Once again, shortly after the loss fate intervened to make life a little bit easier for me. My boss’s territory grew which required us to move our monthly meetings to Kalamazoo. Thanks boss! Yes it means more work and travel for him, but I have to believe that its all in service of keeping me away from that meeting room. The one that I will fight back tears everytime we take a break as I open the door to that women’s room where I lost a little part of me.

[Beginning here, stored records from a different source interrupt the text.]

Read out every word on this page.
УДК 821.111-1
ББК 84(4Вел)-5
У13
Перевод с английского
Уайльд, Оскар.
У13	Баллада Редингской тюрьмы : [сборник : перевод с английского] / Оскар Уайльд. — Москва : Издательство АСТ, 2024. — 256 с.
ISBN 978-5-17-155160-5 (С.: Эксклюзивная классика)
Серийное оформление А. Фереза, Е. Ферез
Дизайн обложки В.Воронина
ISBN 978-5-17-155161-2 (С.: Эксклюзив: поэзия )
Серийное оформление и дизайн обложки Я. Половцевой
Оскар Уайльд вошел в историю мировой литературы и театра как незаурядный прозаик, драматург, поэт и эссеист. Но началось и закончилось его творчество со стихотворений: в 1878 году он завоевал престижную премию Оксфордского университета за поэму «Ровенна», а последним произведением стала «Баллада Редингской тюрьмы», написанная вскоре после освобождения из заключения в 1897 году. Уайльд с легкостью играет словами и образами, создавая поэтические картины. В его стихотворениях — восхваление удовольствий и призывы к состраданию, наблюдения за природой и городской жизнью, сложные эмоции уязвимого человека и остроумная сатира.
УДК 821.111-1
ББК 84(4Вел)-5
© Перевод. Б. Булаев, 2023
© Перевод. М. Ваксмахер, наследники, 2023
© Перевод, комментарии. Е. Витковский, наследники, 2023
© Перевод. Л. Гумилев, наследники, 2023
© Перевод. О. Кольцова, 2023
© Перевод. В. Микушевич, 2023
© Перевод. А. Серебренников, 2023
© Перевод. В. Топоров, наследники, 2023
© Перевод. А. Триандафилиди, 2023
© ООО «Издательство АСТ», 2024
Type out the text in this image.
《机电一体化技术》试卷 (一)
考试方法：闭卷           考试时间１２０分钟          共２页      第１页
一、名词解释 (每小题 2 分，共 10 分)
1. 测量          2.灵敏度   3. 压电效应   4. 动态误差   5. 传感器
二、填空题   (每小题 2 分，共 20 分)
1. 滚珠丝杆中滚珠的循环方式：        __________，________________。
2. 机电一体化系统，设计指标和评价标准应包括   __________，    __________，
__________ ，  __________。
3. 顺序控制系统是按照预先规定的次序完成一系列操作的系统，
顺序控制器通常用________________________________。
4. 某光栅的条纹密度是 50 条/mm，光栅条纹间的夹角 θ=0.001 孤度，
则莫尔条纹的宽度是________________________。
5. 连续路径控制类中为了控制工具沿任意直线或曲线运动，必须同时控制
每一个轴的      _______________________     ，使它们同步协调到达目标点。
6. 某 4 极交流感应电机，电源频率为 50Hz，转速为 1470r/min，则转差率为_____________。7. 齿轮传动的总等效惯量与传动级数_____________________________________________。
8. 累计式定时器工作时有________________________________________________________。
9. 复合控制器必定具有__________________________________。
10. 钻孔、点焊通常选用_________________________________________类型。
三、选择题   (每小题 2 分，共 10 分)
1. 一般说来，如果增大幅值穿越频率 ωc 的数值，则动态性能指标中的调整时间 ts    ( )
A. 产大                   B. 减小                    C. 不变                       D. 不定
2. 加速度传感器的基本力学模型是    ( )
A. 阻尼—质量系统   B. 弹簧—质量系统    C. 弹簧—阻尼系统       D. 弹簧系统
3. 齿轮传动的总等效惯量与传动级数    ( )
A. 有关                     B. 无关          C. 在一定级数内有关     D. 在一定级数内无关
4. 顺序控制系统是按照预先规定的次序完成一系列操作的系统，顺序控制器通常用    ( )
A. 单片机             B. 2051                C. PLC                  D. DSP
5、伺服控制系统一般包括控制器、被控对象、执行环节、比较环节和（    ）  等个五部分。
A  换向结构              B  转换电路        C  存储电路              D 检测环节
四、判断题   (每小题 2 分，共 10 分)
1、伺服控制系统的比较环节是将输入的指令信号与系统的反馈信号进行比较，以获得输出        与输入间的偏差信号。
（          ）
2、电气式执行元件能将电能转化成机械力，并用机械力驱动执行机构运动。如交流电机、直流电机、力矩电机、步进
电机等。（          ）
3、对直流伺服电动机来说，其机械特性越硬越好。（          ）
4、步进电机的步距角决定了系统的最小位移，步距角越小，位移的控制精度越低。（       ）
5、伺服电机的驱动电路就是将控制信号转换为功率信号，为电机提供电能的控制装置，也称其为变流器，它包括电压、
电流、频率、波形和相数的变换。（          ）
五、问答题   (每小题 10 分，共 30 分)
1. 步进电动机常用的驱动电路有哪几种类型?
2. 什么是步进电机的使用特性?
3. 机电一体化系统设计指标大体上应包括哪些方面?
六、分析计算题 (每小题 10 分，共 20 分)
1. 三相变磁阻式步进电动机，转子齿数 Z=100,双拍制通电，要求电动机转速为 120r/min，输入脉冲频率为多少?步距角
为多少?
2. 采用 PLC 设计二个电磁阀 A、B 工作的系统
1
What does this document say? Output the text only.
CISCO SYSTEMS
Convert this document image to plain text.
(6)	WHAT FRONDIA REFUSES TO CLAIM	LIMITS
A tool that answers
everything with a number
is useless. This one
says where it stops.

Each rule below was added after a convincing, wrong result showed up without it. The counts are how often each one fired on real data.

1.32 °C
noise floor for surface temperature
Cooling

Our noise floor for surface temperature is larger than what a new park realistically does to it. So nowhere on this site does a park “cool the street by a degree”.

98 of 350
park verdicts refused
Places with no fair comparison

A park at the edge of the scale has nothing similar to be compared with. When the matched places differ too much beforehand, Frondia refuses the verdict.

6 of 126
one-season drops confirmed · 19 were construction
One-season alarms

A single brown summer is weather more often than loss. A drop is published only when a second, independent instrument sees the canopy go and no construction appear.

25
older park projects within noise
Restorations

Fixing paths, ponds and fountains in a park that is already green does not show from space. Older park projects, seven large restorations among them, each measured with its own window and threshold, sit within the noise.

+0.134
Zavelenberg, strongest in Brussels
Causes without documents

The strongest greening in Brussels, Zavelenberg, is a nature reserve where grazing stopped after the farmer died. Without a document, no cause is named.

This month we had to move the meeting back to Lansing, just this one month. Of course in reality I would prefer to be there right now. But there is no way I could sit through a meeting given how I feel. Instead I will take the good with the bad. I am sure I will be back to normal tomorrow which is just fine. I won’t be facing any demons. Fortunately the meeting tomorrow has a bigger audience and will be right downstairs in this hotel.
Ironically, the timing of the cod attack was good for more than just keeping me from opening up that old wound in a very public and challenging setting. One of the silver linings I can’t really talk about. It involves someone I am close to receiving some incredibly shitty but not devastating news that kept me in tears in between trips to the bathroom last night. You know who you are and I love you. Today I am able to deal with that in a way I couldn’t in any meeting room, let alone the one in Lansing.
Also, I took a single dose of an important medication this morning that I was more than a little concerned about taking while in meetings this week. It’s a medication that my new doctor gave me to help me avoid a difficult transfer like the one described in our miscarriage story. The drug is called cytotec and it is the same medication in the same dosage that is used to soften the cervix and induce labor. So I am having small contraction like pains today. These pains will help make it easier to get to the sweet spot on March 13th. Better here than there in that room, that is for sure.
So this afternoon I found myself unexpectedly stuck in a hotel room surrounded by memories, feeling similar phiysical pains as to those of miscarriage, and reeling from a lost battle against a gnarly piece of fish. And amazingly, I was starving. I had no choice but to try to order room service from the very same kitchen that served up that horrible fish last night.
Since I am gluten free I was very skeptical that I would be able to eat at all today. When I called to ask what the soup de jour was, I had a little giggle when they told me it was Chicken and Rice. Not Chicken Noodle. Chicken and Rice. Chicken Noodle just would not do for a sick girl who doesn’t eat gluten. I couldn’t think of a more perfect lunch for a day like today even if it did have to come from Hell’s Kitchen.
It was exactly what I needed. A little Chicken and Rice Soup for the gluten-free soul.
Yes God. I see you smiling on me today through those heavy storm clouds. Thank You. Thank You.
Thank. You. God.
Big hugs. I can probably guess which hotel. I lived in Lansing for 4 years, and am a native Michigander. We’ve moved now, but MI is still a piece of home for me.